[i fèr otâ kaplé ê Sjê Zak] (loc. verb. TOUTOU.)
L‘inanité d’un acte se jauge. Le rien, le vain, l’inconséquent ont pour ce faire deux étalons : l’urine et l’ordre des canidés. Et ce, sans que l’un ait le moindre rapport avec l’autre (bien que l’on connaisse la propension canine à badigeonner de sécrétions angles de murs, poteaux, arbres et d’une manière générale tout sémaphore utile capable de baliser un territoire).
Pour faire usage de la première de ces échelles de mesure, c’est l’expression pisser dans un violon qui s’avérera nécessaire. Mais, malgré l’outrage, sachez que déverser son trop-plein de liquide biologique sur l’instrument à cordes n’est pas la valeur la plus haute du rien-à-foutrisme.
Il existe au temps du suranné une formule bien plus paroxysmique pour rendre compte de la profonde inutilité d’une parole ou d’un acte : y faire autant qu’appeler un chien Jacques.
Construite sur l’incongruité d’une proposition consistant à affubler d’un prénom éminemment respectable le moindre corniaud oscillant entre Médor, Kiki, Rex ou Sultan, y faire autant qu’appeler un chien Jacques sous-entend un néant cabotin en réponse à un ordre, un conseil ou une imprécation.
Le mâtin bien dressé reconnaît en effet cette caractéristique de domesticité dont sont dotés les êtres ou objets symboliques recensés dès leur naissance : le prénom. Et tout au long de sa vie le cabot accourra à l’appel du sien, comme l’humain se retournera quand on le hélera Jacques, comme la grosse Bertha tonnera quand on lui ordonnera, et comme Titine démarrera quand on l’aura suppliée de le faire.
C’est dire si y faire autant qu’appeler son chien Jacques est la marque d’un espoir futile.

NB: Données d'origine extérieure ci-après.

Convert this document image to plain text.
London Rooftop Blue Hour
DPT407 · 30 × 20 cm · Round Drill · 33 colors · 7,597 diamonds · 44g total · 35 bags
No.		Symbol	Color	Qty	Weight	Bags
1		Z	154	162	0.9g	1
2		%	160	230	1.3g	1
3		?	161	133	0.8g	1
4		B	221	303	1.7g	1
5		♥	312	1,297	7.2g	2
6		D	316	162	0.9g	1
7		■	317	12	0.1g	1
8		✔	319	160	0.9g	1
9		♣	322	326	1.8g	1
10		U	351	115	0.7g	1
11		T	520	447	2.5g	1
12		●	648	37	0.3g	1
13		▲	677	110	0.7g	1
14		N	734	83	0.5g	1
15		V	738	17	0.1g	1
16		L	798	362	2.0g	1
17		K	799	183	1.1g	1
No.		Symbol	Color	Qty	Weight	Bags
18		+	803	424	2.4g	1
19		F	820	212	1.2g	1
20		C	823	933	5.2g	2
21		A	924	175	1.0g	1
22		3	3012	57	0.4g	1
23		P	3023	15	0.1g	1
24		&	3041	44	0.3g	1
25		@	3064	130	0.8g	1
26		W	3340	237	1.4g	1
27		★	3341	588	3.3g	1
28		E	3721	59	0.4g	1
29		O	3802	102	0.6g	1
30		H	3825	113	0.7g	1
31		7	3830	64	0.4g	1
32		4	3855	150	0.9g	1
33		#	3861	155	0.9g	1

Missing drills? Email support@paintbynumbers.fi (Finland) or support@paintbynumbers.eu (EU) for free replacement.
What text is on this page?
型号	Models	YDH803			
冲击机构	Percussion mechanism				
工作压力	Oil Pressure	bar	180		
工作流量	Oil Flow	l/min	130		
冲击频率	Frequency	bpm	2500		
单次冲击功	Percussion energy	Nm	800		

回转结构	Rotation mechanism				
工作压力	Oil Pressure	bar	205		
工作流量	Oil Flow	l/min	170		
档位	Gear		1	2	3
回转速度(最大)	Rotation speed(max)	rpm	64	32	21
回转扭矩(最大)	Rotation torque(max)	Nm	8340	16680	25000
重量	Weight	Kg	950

Si tout autre prénom humain commun eût fait l’affaire pour porter le sens de la formule (y faire autant qu’appeler son chien Cunégonde aurait pu s’avérer particulièrement hilarant, y faire autant qu’appeler son chien Olivier aurait frôlé la perfection), le choix de Jacques repose peut-être sur le mépris qu’il charrie depuis la première jacquerie de 1358 et le peu de cas fait du monde paysan. Mais ce sont là conjectures sans certitudes en lesquelles une encyclopédie sérieuse ne saurait s’égarer.
Nul ne sait quand et où exactement apparut le premier bichon maltais du nom de Charles-Henri, rapidement rejoint par son compère pékinois Rodrigues IV afin de procéder au réglementaire reniflement anal malgré la noblesse de leur lignée (mais ceci est une autre histoire).
Toujours est-il qu’au mépris de la règle établie en 1926 par la Société Centrale Canine qui veut que tous les chiens portent un nom dont la première lettre est celle de l’année en cours¹, qui permettait donc à y faire autant qu’appeler son chien Jacques d’être utilisée quotidiennement, d’inconscients pépères à leur chien-chien et de terribles mémères à leur chow-chow la vouèrent au suranné.
Jacques est désormais un Cavalier King Charles avec pedigree et y faire autant qu’appeler son chien Jacques a perdu toute raison d’être.